24H
Mon premier 24H fut avec Mihai un pêcheur du Delta du Danube en Roumanie. Notre 24H a débuté à 11h du matin puis s’est terminé le lendemain à 11h. On a pêché à 15h à 23h à 3h à 6h on a dormi dans sa cabane au milieu de l’eau on a bu de l’eau de vie et du café pour se réchauffer on a vécu 24 heures ensemble et ce fut merveilleux.

“En 2014, je faisais un reportage en Roumanie, mon pays natal, pour interroger les gens de la campagne sur la manière dont ils avaient vécu la révolution en 1989 et ce qui leur en restait. J’arrivais dans leur vie, je les prenais en photo, je leur parlais, sauf qu’en repartant, je me sentais frustrée de ne pas avoir passé plus de temps avec eux. Un jour, après une séance avec un pêcheur dans le delta du Danube, je me suis entendue lui dire « A bientôt ! ». Comme une promesse. Qu’il m’est devenu instantanément essentiel de tenir.
J’ai beaucoup réfléchi au projet qui me permettrait non seulement de tenir ma promesse, mais de prolonger ces rencontres que j’adore faire et dont la richesse m’émerveille. Je voulais prendre le temps d’une intimité partagée sans pour autant vivre chez les gens ou les suivre pendant des mois. 24 heures m’est apparu comme le format idéal pour entrer vraiment dans le quotidien et vivre des moments d’intensité différente. Et j’ai tenu ma promesse. Je suis retournée voir le pêcheur du delta du Danube pour mon premier 24 heures.
Pour vivre chaque rencontre avec spontanéité et une totale ouverture à l’autre, je ne prépare pas la séance. Je ne veux pas imaginer en amont ce que je vais faire parce que je ne sais jamais ce qui va se passer et c’est précisément ce qui m’intéresse. C’est aussi ce qui fait qu’aucun 24 heures ne ressemble à un autre.
Les seules contraintes que je me pose sont de photographier pendant 24 heures d’affilée et de choisir une journée représentative du quotidien de la personne. Je n’ai dérogé qu’une fois à cette seconde règle : pour photographier les premières 24 heures d’un nouveau-né. Cette idée qui me tenait à cœur a été longue à se concrétiser, mais a donné lieu à ce qui reste le 24 heures le plus éprouvant et le plus émouvant. Entrer dans l’intimité des autres sans être voyeuse ni simple observatrice : pendant 24 heures, je n’essaie pas de me faire oublier, je suis dans la curiosité, le dialogue. Si les gens oublient très vite l’appareil photo, c’est parce qu’il est comme un prolongement naturel de moi.
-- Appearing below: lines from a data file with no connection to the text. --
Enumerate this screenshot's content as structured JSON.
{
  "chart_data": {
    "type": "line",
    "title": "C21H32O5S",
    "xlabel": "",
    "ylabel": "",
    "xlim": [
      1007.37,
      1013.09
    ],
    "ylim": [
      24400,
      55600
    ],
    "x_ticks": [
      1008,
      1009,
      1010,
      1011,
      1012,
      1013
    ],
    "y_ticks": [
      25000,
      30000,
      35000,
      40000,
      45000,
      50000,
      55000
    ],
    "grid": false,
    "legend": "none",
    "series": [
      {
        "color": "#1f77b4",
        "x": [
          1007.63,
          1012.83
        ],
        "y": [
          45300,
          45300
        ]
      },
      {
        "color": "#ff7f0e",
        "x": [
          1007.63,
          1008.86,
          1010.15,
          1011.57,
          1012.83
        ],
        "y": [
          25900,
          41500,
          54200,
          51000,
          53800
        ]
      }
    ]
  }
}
J’ai tout de suite imaginé ce projet dans la durée, comme une collection qui donnerait à voir le quotidien de notre époque à travers des vies individuelles très différentes. Mais je n’ai pas voulu dresser une liste de métiers, de pays, d’âges, surtout pas. La collection se construit au gré des rencontres. Souvent on me parle de gens d’une manière qui me donne très envie de les rencontrer : un boxeur qui donne des cours dans un parc, un SDF passionné de livres, un homme de 106 ans qui a sauvé des centaines d’enfants pendant la guerre…
Dans les 24 heures que j’ai déjà réalisés, il y a des gens célèbres et d’autres pas. Pour moi, ça ne compte pas, il n’y a pas de vies plus intéressantes que d’autres. C’est la raison pour laquelle, dans les légendes, je tiens à donner uniquement le prénom, jamais le nom de famille. Ce projet m’a offert des rencontres que je n’aurais pas faites sans lui, il est devenu une sorte de fil conducteur dans ma vie. J’essaie de profiter de chaque voyage que je fais pour élargir l’horizon des rencontres, ce qui m’a permis pour l’instant de faire des 24 heures en Roumanie, en France, mais aussi au Japon, à New York, au Danemark, en Pologne et en Israël.
Ces tranches de vie prennent leur sens dans l’accumulation : elles sont comme une fenêtre grande ouverte sur la manière dont les gens d’ici, d’ailleurs, de tous horizons, vivent l’époque. On comprend les gens quand on les voit vivre. C’est dans l’épaisseur du quotidien que se découvre l’universel de la condition humaine. C’est ce que ce projet m’a appris et ce que je souhaite transmettre.